Last Modified: 05 Feb 2007 08:13 GMT
China has openly confronted the deadly 
disease in recent years [GALLO/GETTY]
The Chinese government has barred a prominent Aids activist from attending an awards ceremony in the US next month in recognition of her work promoting women's legal rights in China.
 
Gao Yaojie, a retired doctor, was placed under house arrest on Thursday, days before a trip to Beijing to apply for a US visa, Hu Jia, a fellow activist, said.
Visiting friends and family were blocked or interrogated before being allowed into Gao's home, Hu said on Monday.
 
The doctor in her 80s, among China's most prominent and tenacious Aids activists, was to be honoured by a charity supported by Hillary Clinton, the senator for New York.

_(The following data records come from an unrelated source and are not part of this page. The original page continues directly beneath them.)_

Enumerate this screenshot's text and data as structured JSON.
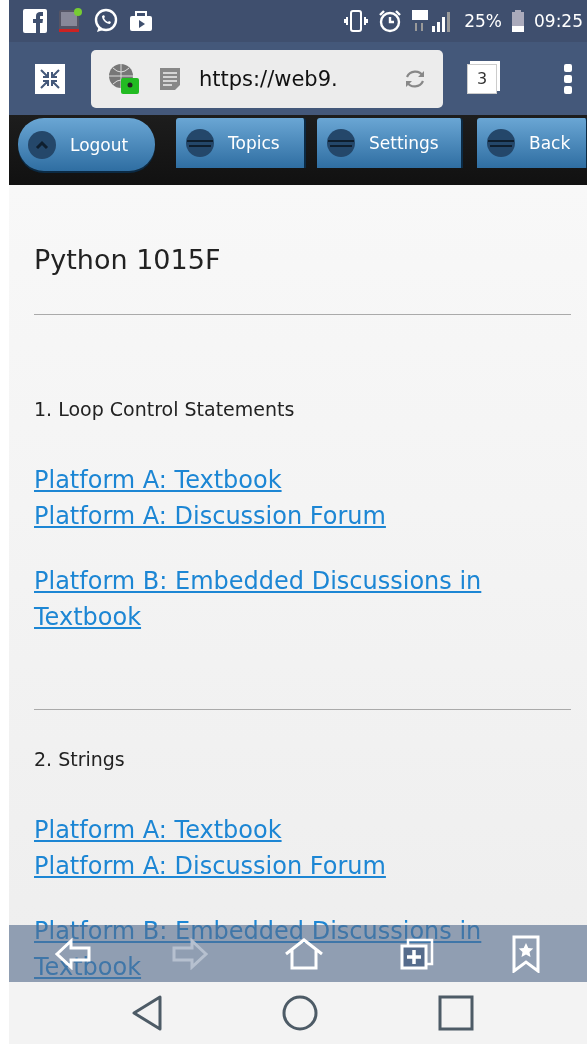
{
  "status_bar": {
    "battery": "25%",
    "time": "09:25"
  },
  "browser_bar": {
    "url": "https://web9.",
    "tab_count": "3"
  },
  "nav_buttons": [
    {
      "label": "Logout",
      "kind": "pill"
    },
    {
      "label": "Topics",
      "kind": "tab"
    },
    {
      "label": "Settings",
      "kind": "tab"
    },
    {
      "label": "Back",
      "kind": "tab"
    }
  ],
  "page": {
    "title": "Python 1015F",
    "sections": [
      {
        "heading": "1. Loop Control Statements",
        "link_groups": [
          [
            "Platform A: Textbook",
            "Platform A: Discussion Forum"
          ],
          [
            "Platform B: Embedded Discussions in Textbook"
          ]
        ]
      },
      {
        "heading": "2. Strings",
        "link_groups": [
          [
            "Platform A: Textbook",
            "Platform A: Discussion Forum"
          ],
          [
            "Platform B: Embedded Discussions in Textbook"
          ]
        ]
      }
    ]
  },
  "bottom_toolbar": [
    {
      "kind": "back",
      "disabled": false
    },
    {
      "kind": "forward",
      "disabled": true
    },
    {
      "kind": "home",
      "disabled": false
    },
    {
      "kind": "tabs",
      "disabled": false
    },
    {
      "kind": "bookmark",
      "disabled": false
    }
  ]
}
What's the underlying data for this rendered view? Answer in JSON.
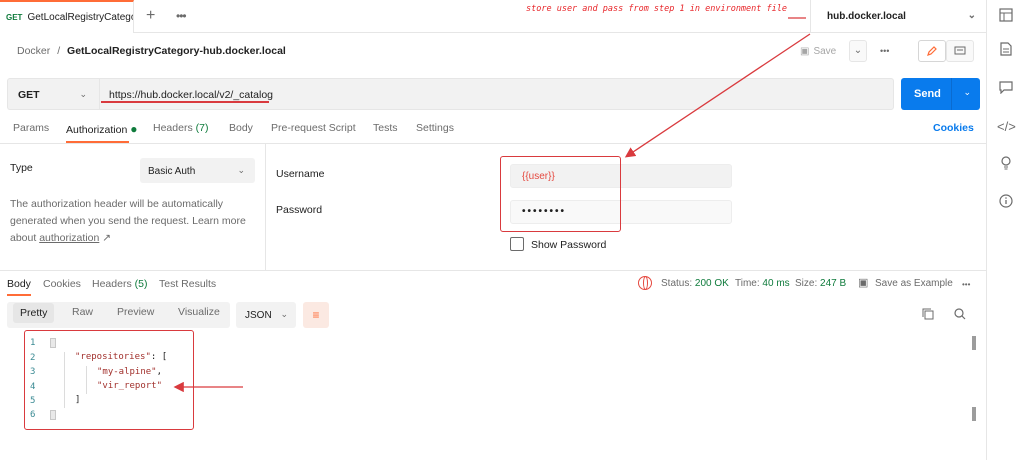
{
  "tab": {
    "method": "GET",
    "name": "GetLocalRegistryCategory"
  },
  "environment": {
    "name": "hub.docker.local"
  },
  "annotation_note": "store user and pass from step 1 in environment file",
  "breadcrumb": {
    "collection": "Docker",
    "separator": "/",
    "request": "GetLocalRegistryCategory-hub.docker.local"
  },
  "toolbar": {
    "save_label": "Save"
  },
  "request": {
    "method": "GET",
    "url": "https://hub.docker.local/v2/_catalog",
    "send_label": "Send"
  },
  "request_tabs": [
    {
      "label": "Params"
    },
    {
      "label": "Authorization",
      "active": true
    },
    {
      "label": "Headers",
      "count": "(7)"
    },
    {
      "label": "Body"
    },
    {
      "label": "Pre-request Script"
    },
    {
      "label": "Tests"
    },
    {
      "label": "Settings"
    }
  ],
  "cookies_link": "Cookies",
  "auth": {
    "type_label": "Type",
    "type_value": "Basic Auth",
    "help_text": "The authorization header will be automatically generated when you send the request. Learn more about",
    "help_link": "authorization",
    "help_arrow": "↗",
    "username_label": "Username",
    "username_value": "{{user}}",
    "password_label": "Password",
    "password_value": "••••••••",
    "show_password_label": "Show Password"
  },
  "response_tabs": [
    {
      "label": "Body",
      "active": true
    },
    {
      "label": "Cookies"
    },
    {
      "label": "Headers",
      "count": "(5)"
    },
    {
      "label": "Test Results"
    }
  ],
  "response_status": {
    "status_label": "Status:",
    "status_value": "200 OK",
    "time_label": "Time:",
    "time_value": "40 ms",
    "size_label": "Size:",
    "size_value": "247 B",
    "save_example": "Save as Example"
  },
  "view_modes": [
    "Pretty",
    "Raw",
    "Preview",
    "Visualize"
  ],
  "format": "JSON",
  "code_lines": [
    "1",
    "2",
    "3",
    "4",
    "5",
    "6"
  ],
  "code": {
    "key": "\"repositories\"",
    "colon_bracket": ": [",
    "item1": "\"my-alpine\"",
    "item2": "\"vir_report\"",
    "close": "]"
  },
  "colors": {
    "accent": "#ff6c37",
    "send": "#097bed",
    "annotation": "#d93a3e",
    "success": "#0f7b3c"
  }
}
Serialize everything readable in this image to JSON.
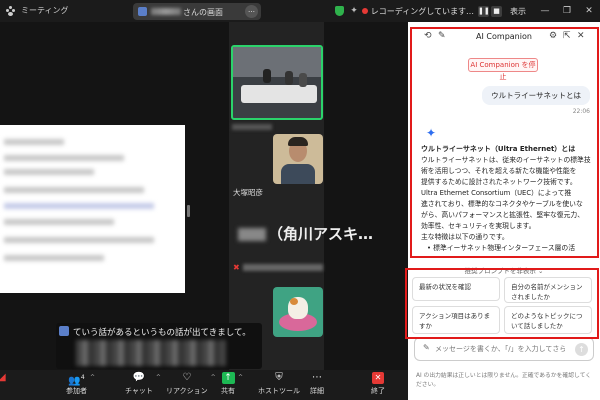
{
  "titlebar": {
    "app_title": "ミーティング",
    "share_label": "さんの画面",
    "more_icon": "…",
    "recording_text": "レコーディングしています…",
    "view_label": "表示",
    "minimize": "—",
    "maximize": "❐",
    "close": "✕"
  },
  "main": {
    "participant_name": "大塚昭彦",
    "big_name": "（角川アスキ…",
    "caption_text": "ていう話があるというもの話が出てきまして。"
  },
  "toolbar": {
    "participants_label": "参加者",
    "participants_count": "4",
    "chat_label": "チャット",
    "reactions_label": "リアクション",
    "share_label": "共有",
    "host_tools_label": "ホストツール",
    "more_label": "詳細",
    "end_label": "終了"
  },
  "ai": {
    "title": "AI Companion",
    "stop_button": "AI Companion を停止",
    "user_message": "ウルトライーサネットとは",
    "message_time": "22:06",
    "response": {
      "heading": "ウルトライーサネット（Ultra Ethernet）とは",
      "lines": [
        "ウルトライーサネットは、従来のイーサネットの標準技",
        "術を活用しつつ、それを超える新たな機能や性能を",
        "提供するために設計されたネットワーク技術です。",
        "Ultra Ethernet Consortium（UEC）によって推",
        "進されており、標準的なコネクタやケーブルを使いな",
        "がら、高いパフォーマンスと拡張性、堅牢な復元力、",
        "効率性、セキュリティを実現します。",
        "主な特徴は以下の通りです。"
      ],
      "bullet": "標準イーサネット物理インターフェース層の活"
    },
    "hide_prompts": "推奨プロンプトを非表示 ⌄",
    "suggestions": [
      "最新の状況を確認",
      "自分の名前がメンションされましたか",
      "アクション項目はありますか",
      "どのようなトピックについて話しましたか"
    ],
    "input_placeholder": "メッセージを書くか、「/」を入力してさらに…",
    "disclaimer": "AI の出力結果は正しいとは限りません。正確であるかを確認してください。"
  }
}
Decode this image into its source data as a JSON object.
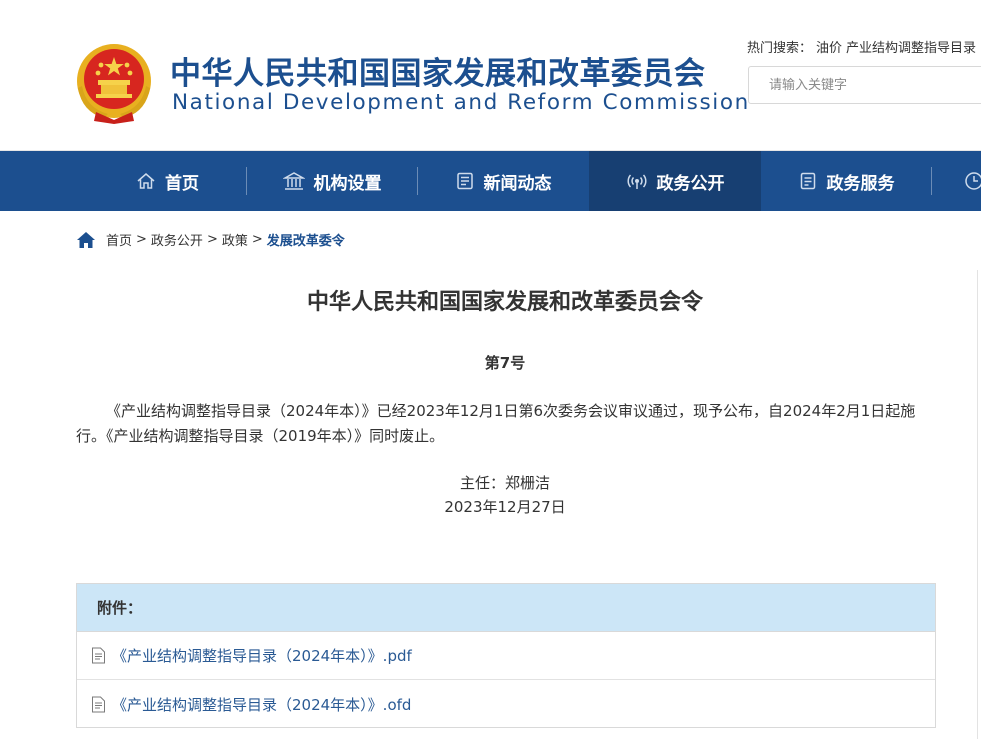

Hu said Henan authorities had warned Gao not to attend the Vital Voices Global Partnership awards ceremony next month in Washington but she refused to comply.
 
He said Zhengzhou city authorities put her under house arrest.
 
Her daughter is under constant police surveillance.
 
Local officials have refused to comment on the case.
 
Hu said Gao was to be honoured for her work promoting women's legal rights in China.
 
Twice barred
 
Gao had once before been refused a passport in 2001 to go to Washington to accept an award from a United Nations group.
 
In the late 1990s, she alerted people in her eastern home province of Henan about an Aids outbreak being spread by tainted blood transfusions, efforts which earned her numerous awards.
 
Health officials had accused her of helping "anti-China forces" by speaking openly to the press and distributing brochures about the spread of the disease among poor farmers due to the selling of tainted blood.
 
Chinese leaders have since become more open in confronting the disease, promising anonymous testing, free treatment for the poor, and a ban on blood sales and discrimination against people with the virus.
 
But Aids workers still face frequent harassment by local authorities who fear their activism will reflect badly on them, possibly jeopardising their jobs or chances for advancement.
 
Gao's activism began in 1996 when she wrote and printed copies of a basic Aids information pamphlet for distribution at Zhengzhou's long-distance bus stations.
 
Since then, she has distributed medicine, cared for orphans of parents who had died from Aids, written a book about China's epidemic and hosted patients in her modest apartment.